I’ve got an easy weeknight dinner for you today!
Theme of January: easy, healthy(ish!), stuff that can be prepped ahead, and everything is going to be super tasty (obviously).
Oh, and colorful! Lots of color to get us through the winter.
It’s feeling a little extra dreary right now isn’t it? That January feeling. We made fires all weekend, cozied up and started The Crown, mapped out some work goals, started dreaming up trips for the new year, and took it easy for the most part. It feels good to be back to “normal” (whatever that really means?) and just get back into a routine of some sort.
I’m sure that routine will change with any given week, but having the weekend to chill out and do one final holiday unwind is always necessary for me!
So we’re back in it! And we’re eating zoodles. Even though it may be extra dreary, I know we’re trying to all eat a little better right now.
We eat chicken pretty regularly each week. I try to switch it up every time we make it so we don’t get bored too easily, but one of my favorite ways will always be with a little bit of lemon, garlic and oregano. Simple and versatile!

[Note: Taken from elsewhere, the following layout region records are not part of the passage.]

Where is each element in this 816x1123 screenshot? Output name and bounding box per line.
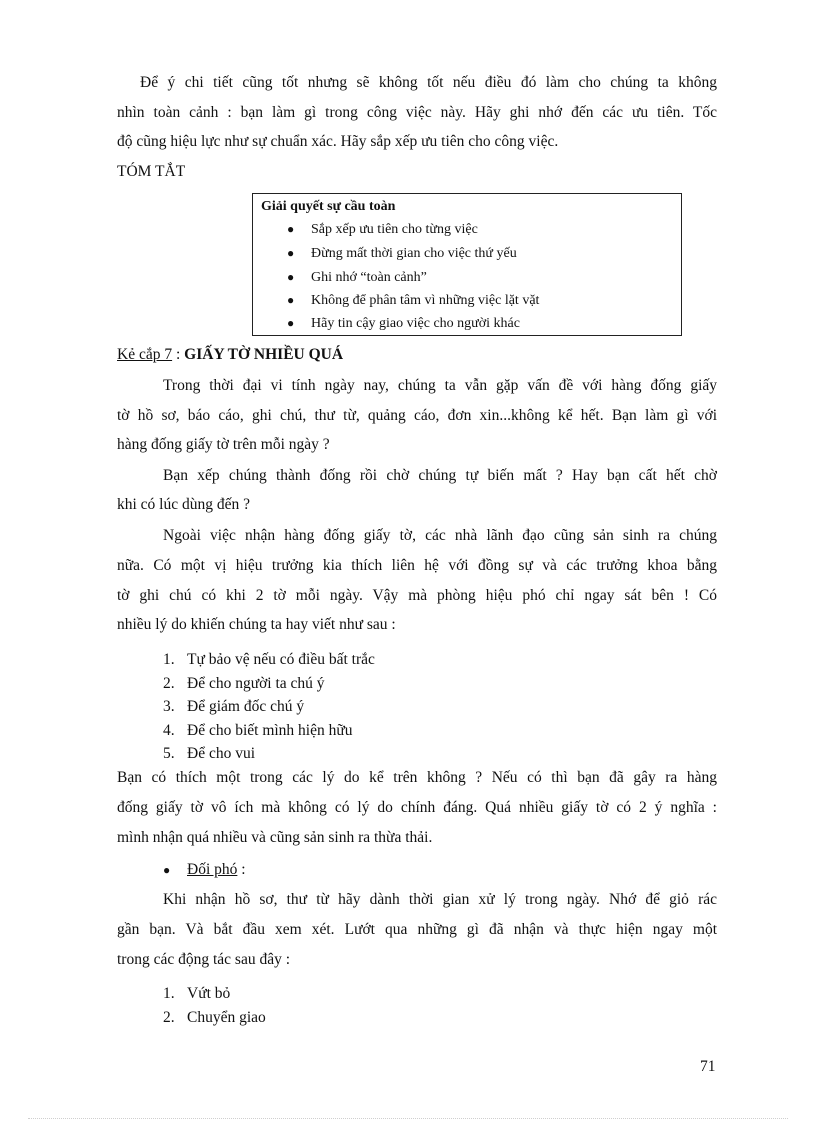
summary-box xyxy=(252,193,682,336)
summary-item: ● Ghi nhớ “toàn cảnh” xyxy=(287,270,427,285)
para5-line-3: trong các động tác sau đây : xyxy=(117,951,291,968)
intro-line-1: Để ý chi tiết cũng tốt nhưng sẽ không tốt nếu điều đó làm cho chúng ta không xyxy=(140,74,717,91)
response-suffix: : xyxy=(237,861,246,878)
list-item: 2. Chuyển giao xyxy=(163,1009,266,1026)
summary-item: ● Đừng mất thời gian cho việc thứ yếu xyxy=(287,246,517,261)
intro-line-2: nhìn toàn cảnh : bạn làm gì trong công việc này. Hãy ghi nhớ đến các ưu tiên. Tốc xyxy=(117,104,717,121)
list-item: 4. Để cho biết mình hiện hữu xyxy=(163,722,353,739)
section-title: GIẤY TỜ NHIỀU QUÁ xyxy=(184,346,344,363)
list-item: 1. Vứt bỏ xyxy=(163,985,231,1002)
response-bullet xyxy=(163,860,246,880)
para1-line-3: hàng đống giấy tờ trên mỗi ngày ? xyxy=(117,436,330,453)
para1-line-1: Trong thời đại vi tính ngày nay, chúng ta vẫn gặp vấn đề với hàng đống giấy xyxy=(163,377,717,394)
summary-item: ● Sắp xếp ưu tiên cho từng việc xyxy=(287,222,478,237)
para1-line-2: tờ hồ sơ, báo cáo, ghi chú, thư từ, quảng cáo, đơn xin...không kể hết. Bạn làm gì với xyxy=(117,407,717,424)
para2-line-1: Bạn xếp chúng thành đống rồi chờ chúng tự biến mất ? Hay bạn cất hết chờ xyxy=(163,467,717,484)
para4-line-3: mình nhận quá nhiều và cũng sản sinh ra thừa thải. xyxy=(117,829,433,846)
section-heading xyxy=(117,345,343,365)
para3-line-1: Ngoài việc nhận hàng đống giấy tờ, các nhà lãnh đạo cũng sản sinh ra chúng xyxy=(163,527,717,544)
para4-line-1: Bạn có thích một trong các lý do kể trên không ? Nếu có thì bạn đã gây ra hàng xyxy=(117,769,717,786)
page-bottom-rule xyxy=(28,1118,788,1119)
intro-line-3: độ cũng hiệu lực như sự chuẩn xác. Hãy sắp xếp ưu tiên cho công việc. xyxy=(117,133,559,150)
summary-heading: TÓM TẮT xyxy=(117,163,186,180)
para4-line-2: đống giấy tờ vô ích mà không có lý do chính đáng. Quá nhiều giấy tờ có 2 ý nghĩa : xyxy=(117,799,717,816)
para5-line-2: gần bạn. Và bắt đầu xem xét. Lướt qua những gì đã nhận và thực hiện ngay một xyxy=(117,921,717,938)
para3-line-2: nữa. Có một vị hiệu trưởng kia thích liên hệ với đồng sự và các trưởng khoa bằng xyxy=(117,557,717,574)
bullet-icon: ● xyxy=(287,270,295,284)
section-prefix: Kẻ cắp 7 xyxy=(117,346,173,363)
list-item: 2. Để cho người ta chú ý xyxy=(163,675,325,692)
list-item: 5. Để cho vui xyxy=(163,745,256,762)
para5-line-1: Khi nhận hồ sơ, thư từ hãy dành thời gian xử lý trong ngày. Nhớ để giỏ rác xyxy=(163,891,717,908)
summary-box-title: Giải quyết sự cầu toàn xyxy=(261,199,396,214)
bullet-icon: ● xyxy=(287,316,295,330)
bullet-icon: ● xyxy=(287,222,295,236)
list-item: 1. Tự bảo vệ nếu có điều bất trắc xyxy=(163,651,375,668)
summary-item: ● Không để phân tâm vì những việc lặt vặt xyxy=(287,293,540,308)
para3-line-4: nhiều lý do khiến chúng ta hay viết như sau : xyxy=(117,616,396,633)
list-item: 3. Để giám đốc chú ý xyxy=(163,698,305,715)
para3-line-3: tờ ghi chú có khi 2 tờ mỗi ngày. Vậy mà phòng hiệu phó chỉ ngay sát bên ! Có xyxy=(117,587,717,604)
summary-item: ● Hãy tin cậy giao việc cho người khác xyxy=(287,316,520,331)
para2-line-2: khi có lúc dùng đến ? xyxy=(117,496,251,513)
section-separator: : xyxy=(172,346,185,363)
bullet-icon: ● xyxy=(287,246,295,260)
response-label: Đối phó xyxy=(187,861,238,878)
page-number: 71 xyxy=(700,1058,716,1075)
bullet-icon: ● xyxy=(163,863,171,877)
bullet-icon: ● xyxy=(287,293,295,307)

Throw it on a salad, with a bowl of pasta or roasted veggies, or zoodle your heart out like I did. It’s a good dinner idea for those nights when you’re standing in front of the fridge not totallllly sure what to eat. Squeeze some lemons up, add a healthy glug of wine and garlic to a pan, and season the heck out of that chicken.

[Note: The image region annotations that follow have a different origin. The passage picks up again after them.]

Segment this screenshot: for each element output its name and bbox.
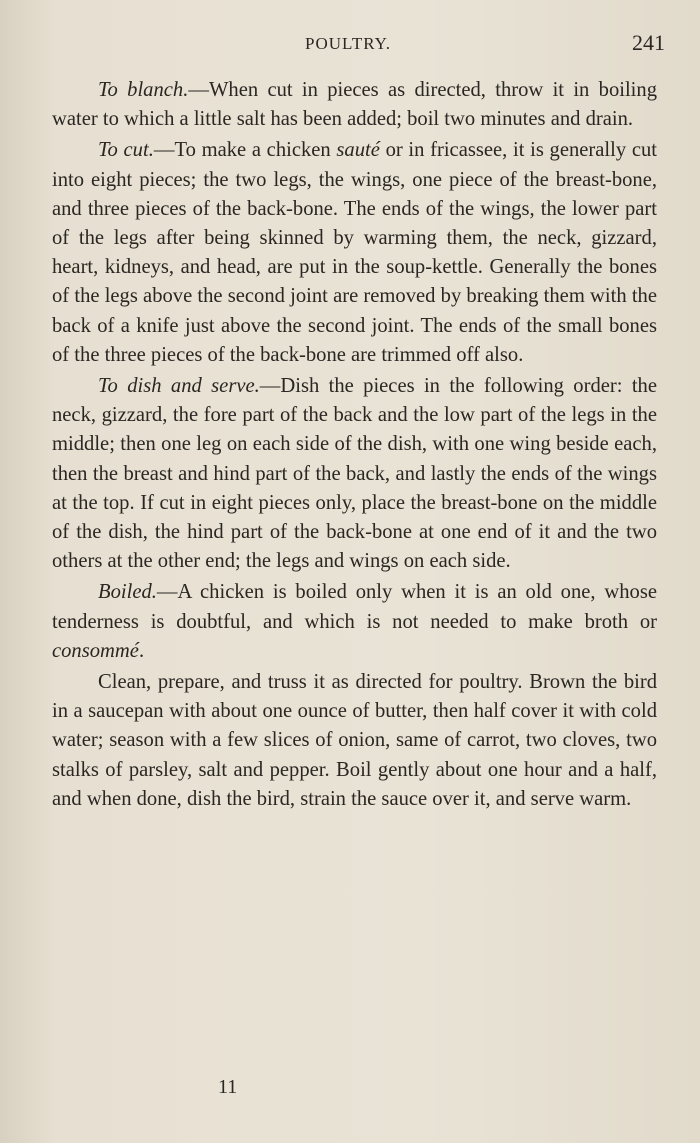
italic-term: sauté (336, 139, 380, 162)
paragraph-clean-prepare (52, 668, 657, 814)
signature-mark: 11 (218, 1076, 238, 1098)
paragraph-body: or in fricassee, it is generally cut into eight pieces; the two legs, the wings, one piece of the breast-bone, and three pieces of the back-bone. The ends of the wings, the lower part of the legs after being skinned by warming them, the neck, gizzard, heart, kidneys, and head, are put in the soup-kettle. Generally the bones of the legs above the second joint are removed by breaking them with the back of a knife just above the second joint. The ends of the small bones of the three pieces of the back-bone are trimmed off also. (52, 139, 657, 366)
italic-term: consommé (52, 639, 139, 662)
body-text (52, 76, 657, 814)
paragraph-body: —Dish the pieces in the following order: the neck, gizzard, the fore part of the back and the low part of the legs in the middle; then one leg on each side of the dish, with one wing beside each, then the breast and hind part of the back, and lastly the ends of the wings at the top. If cut in eight pieces only, place the breast-bone on the middle of the dish, the hind part of the back-bone at one end of it and the two others at the other end; the legs and wings on each side. (52, 375, 657, 573)
running-head (0, 30, 700, 60)
paragraph-body: . (138, 639, 145, 662)
paragraph-body: Clean, prepare, and truss it as directed for poultry. Brown the bird in a saucepan with about one ounce of butter, then half cover it with cold water; season with a few slices of onion, same of carrot, two cloves, two stalks of parsley, salt and pepper. Boil gently about one hour and a half, and when done, dish the bird, strain the sauce over it, and serve warm. (52, 671, 657, 810)
paragraph-heading: To dish and serve. (98, 375, 260, 398)
paragraph-to-cut (52, 136, 657, 370)
paragraph-heading: To blanch. (98, 79, 189, 101)
paragraph-to-dish-and-serve (52, 372, 657, 576)
paragraph-body: —A chicken is boiled only when it is an old one, whose tenderness is doubtful, and which is not needed to make broth or (52, 581, 657, 633)
paragraph-to-blanch (52, 76, 657, 134)
paragraph-heading: To cut. (98, 139, 154, 162)
page-number: 241 (632, 30, 665, 55)
paragraph-heading: Boiled. (98, 581, 157, 604)
paragraph-body: —To make a chicken (153, 139, 337, 162)
running-head-title: POULTRY. (305, 34, 391, 53)
paragraph-body: —When cut in pieces as directed, throw it in boiling water to which a little salt has been added; boil two minutes and drain. (52, 79, 657, 131)
paragraph-boiled (52, 578, 657, 666)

Then head over to the couch before you cook up those zoodles and sneak in another episode of The Crown. Obviously we’re not to trying to overcomplicate things in winter.
- 3 tablespoons olive oil
- 3 cloves garlic, minced
- ¼ cup dry white wine
- 2 pounds chicken breast
- 2 teaspoons dried oregano
- 1 teaspoon red pepper flakes
- Salt and pepper
- 2 lemons
- 4 zucchinis, ends removed and spiralized
- Optional: capers, fresh parsley
- Preheat the oven to 400 degrees F. Lightly spray a small baking dish with oil and set aside.
- In a small saucepan, heat the olive oil over medium heat. Add the garlic and cook for a minute, then add the wine, lemon juice and a teaspoon of the oregano and the red pepper flakes. Transfer the mixture to the prepared baking dish.

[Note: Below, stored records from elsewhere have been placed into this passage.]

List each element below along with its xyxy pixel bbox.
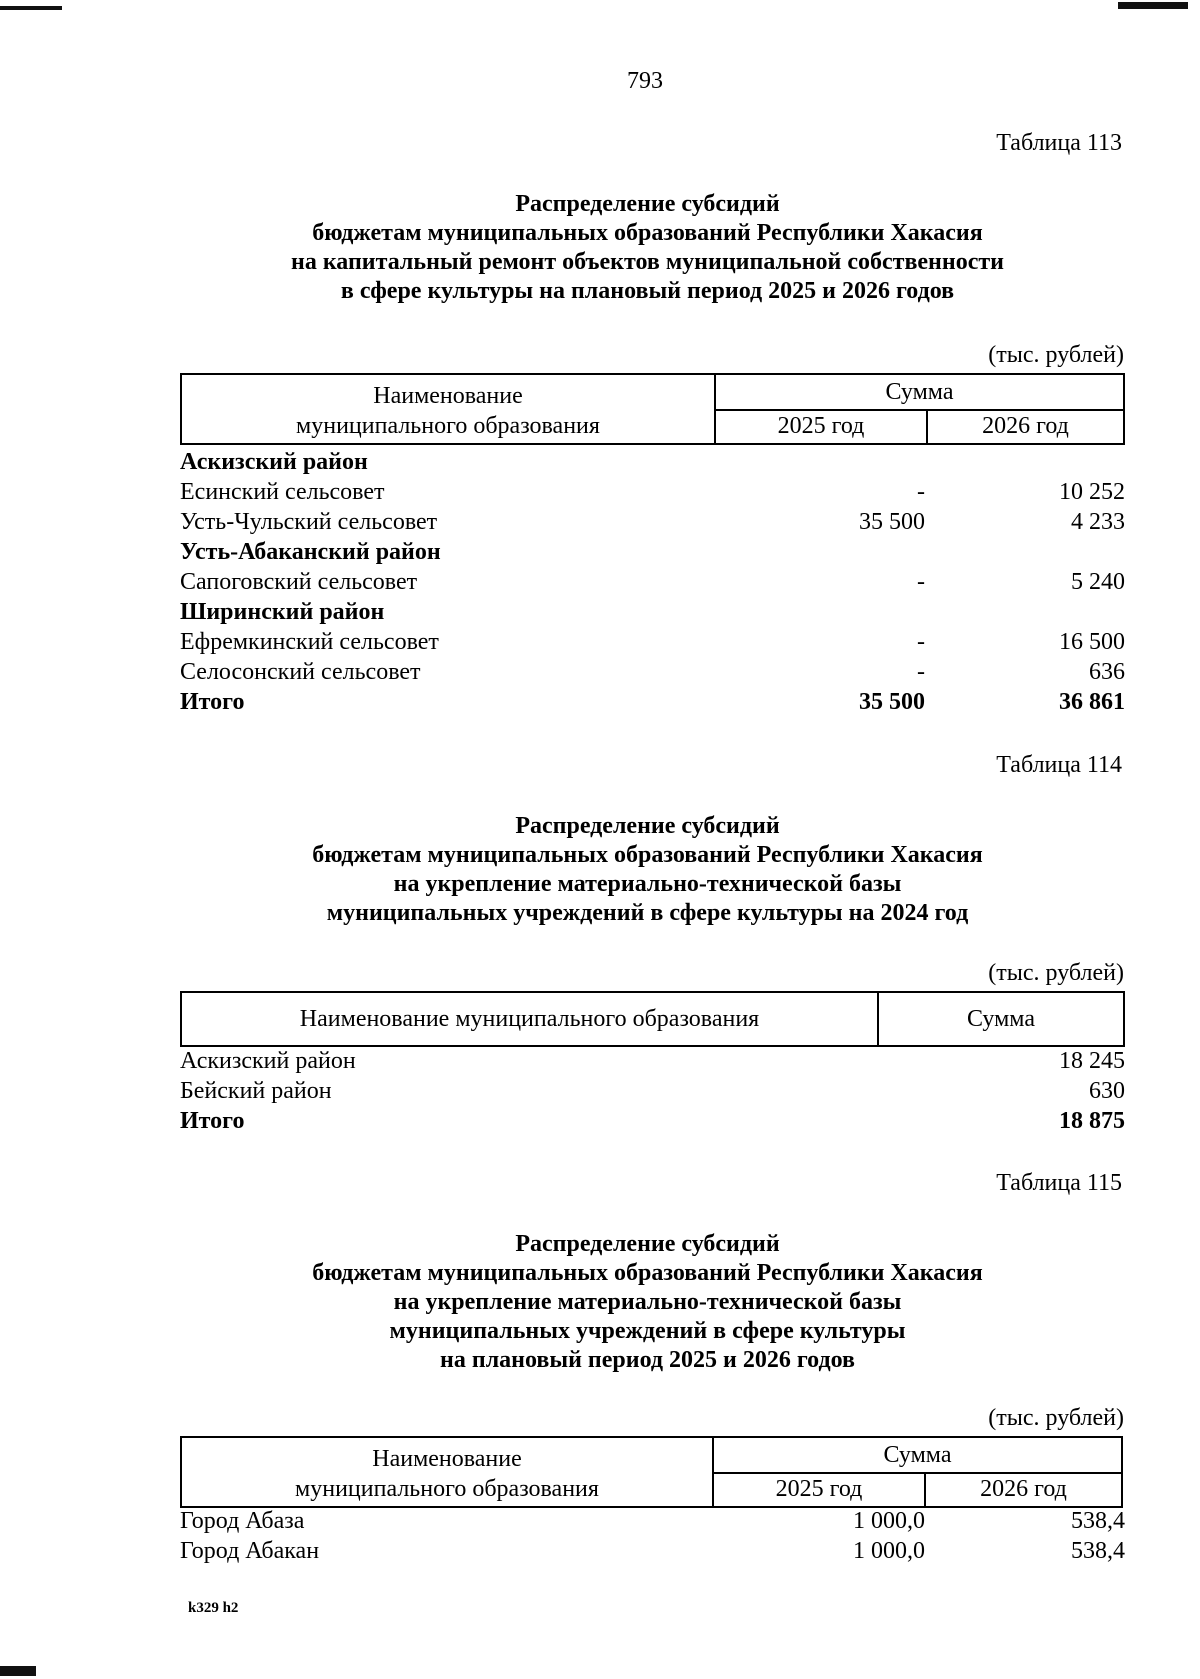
header-name-line1: Наименование (372, 1446, 522, 1472)
row-name: Ефремкинский сельсовет (180, 629, 439, 655)
table-row (180, 1046, 1125, 1076)
row-value-2026: 538,4 (1071, 1538, 1125, 1564)
row-value-2026: 16 500 (1059, 629, 1125, 655)
table-row (180, 1106, 1125, 1136)
row-name: Город Абакан (180, 1538, 320, 1564)
row-value: 630 (1089, 1078, 1125, 1104)
table-row (180, 1506, 1125, 1536)
row-value-2026: 10 252 (1059, 479, 1125, 505)
table-row (180, 1076, 1125, 1106)
table-row (180, 447, 1125, 477)
title-line: муниципальных учреждений в сфере культуры (389, 1318, 906, 1344)
row-name: Ширинский район (180, 599, 385, 625)
row-value-2025: 35 500 (859, 689, 925, 715)
table-114-units: (тыс. рублей) (988, 960, 1124, 986)
header-col-2025: 2025 год (777, 413, 865, 439)
header-col-2026: 2026 год (982, 413, 1069, 439)
scan-mark-bottom-left (0, 1666, 36, 1676)
table-115-title (170, 1230, 1125, 1375)
table-114-header (180, 991, 1125, 1047)
row-value-2026: 36 861 (1059, 689, 1125, 715)
table-113-header (180, 373, 1125, 445)
header-name-line2: муниципального образования (295, 1476, 599, 1502)
header-sum: Сумма (967, 1006, 1035, 1032)
title-line: бюджетам муниципальных образований Республики Хакасия (312, 842, 983, 868)
table-row (180, 567, 1125, 597)
row-value-2026: 538,4 (1071, 1508, 1125, 1534)
row-name: Аскизский район (180, 1048, 356, 1074)
table-row (180, 1536, 1125, 1566)
header-name-line2: муниципального образования (296, 413, 600, 439)
header-col-2026: 2026 год (980, 1476, 1067, 1502)
row-value-2026: 4 233 (1071, 509, 1125, 535)
table-115-header (180, 1436, 1123, 1508)
table-113-units: (тыс. рублей) (988, 342, 1124, 368)
table-row (180, 687, 1125, 717)
table-113-label: Таблица 113 (996, 130, 1122, 156)
row-value: 18 875 (1059, 1108, 1125, 1134)
row-value-2026: 5 240 (1071, 569, 1125, 595)
row-value-2025: 35 500 (859, 509, 925, 535)
header-name-cell (182, 1444, 712, 1504)
table-row (180, 657, 1125, 687)
row-value-2025: - (917, 659, 925, 685)
table-row (180, 477, 1125, 507)
footer-code: k329 h2 (188, 1600, 239, 1616)
row-name: Аскизский район (180, 449, 368, 475)
title-line: Распределение субсидий (515, 191, 780, 217)
title-line: на укрепление материально-технической базы (393, 1289, 902, 1315)
row-name: Есинский сельсовет (180, 479, 385, 505)
row-name: Бейский район (180, 1078, 332, 1104)
row-value-2025: 1 000,0 (853, 1508, 925, 1534)
table-114-label: Таблица 114 (996, 752, 1122, 778)
table-row (180, 627, 1125, 657)
row-name: Итого (180, 689, 245, 715)
scan-mark-top-right (1118, 2, 1188, 9)
row-value-2025: - (917, 569, 925, 595)
title-line: бюджетам муниципальных образований Республики Хакасия (312, 1260, 983, 1286)
table-114-title (170, 812, 1125, 928)
header-name: Наименование муниципального образования (299, 1006, 760, 1032)
title-line: на укрепление материально-технической базы (393, 871, 902, 897)
table-115-units: (тыс. рублей) (988, 1405, 1124, 1431)
row-value-2026: 636 (1089, 659, 1125, 685)
header-sum: Сумма (883, 1442, 952, 1468)
row-name: Итого (180, 1108, 245, 1134)
row-value-2025: - (917, 479, 925, 505)
title-line: Распределение субсидий (515, 813, 780, 839)
title-line: в сфере культуры на плановый период 2025 и 2026 годов (340, 278, 955, 304)
page-number: 793 (627, 68, 663, 94)
title-line: на капитальный ремонт объектов муниципальной собственности (291, 249, 1004, 275)
scan-mark-top-left (0, 6, 62, 10)
header-col-2025: 2025 год (775, 1476, 863, 1502)
table-113-title (170, 190, 1125, 306)
title-line: бюджетам муниципальных образований Республики Хакасия (312, 220, 983, 246)
header-sum: Сумма (885, 379, 954, 405)
row-name: Усть-Абаканский район (180, 539, 441, 565)
table-115-label: Таблица 115 (996, 1170, 1122, 1196)
row-value: 18 245 (1059, 1048, 1125, 1074)
table-row (180, 597, 1125, 627)
row-name: Селосонский сельсовет (180, 659, 421, 685)
row-name: Усть-Чульский сельсовет (180, 509, 438, 535)
title-line: муниципальных учреждений в сфере культуры на 2024 год (326, 900, 969, 926)
row-name: Город Абаза (180, 1508, 305, 1534)
table-row (180, 537, 1125, 567)
title-line: Распределение субсидий (515, 1231, 780, 1257)
table-row (180, 507, 1125, 537)
row-value-2025: - (917, 629, 925, 655)
header-name-cell (182, 381, 714, 441)
header-name-line1: Наименование (373, 383, 523, 409)
row-value-2025: 1 000,0 (853, 1538, 925, 1564)
title-line: на плановый период 2025 и 2026 годов (440, 1347, 855, 1373)
row-name: Сапоговский сельсовет (180, 569, 418, 595)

- Season the chicken breasts with the remaining oregano and salt and pepper. Add the chicken breasts to the baking dish, add a few slices of lemon around. Cover the dish and bake 30-35 minutes, until the chicken is cooked through all the way.
- When the chicken is done, heat a large skillet over medium heat. Add a tablespoon of olive oil, then add the zucchini noodles to the pan. Season well with salt and a little bit of pepper and cook for 1-2 minutes. I like my zoodles to have a crunch on them so I don't like cooking them for too long!
- Arrange zoodles on a large platter and place chicken breasts over top. If desired, pour a little bit of the leftover lemon juice mixture from the baking dish over top. Season with a pinch of salt, pepper, and red pepper flakes, and fresh parsley and capers (if desired) and enjoy immediately!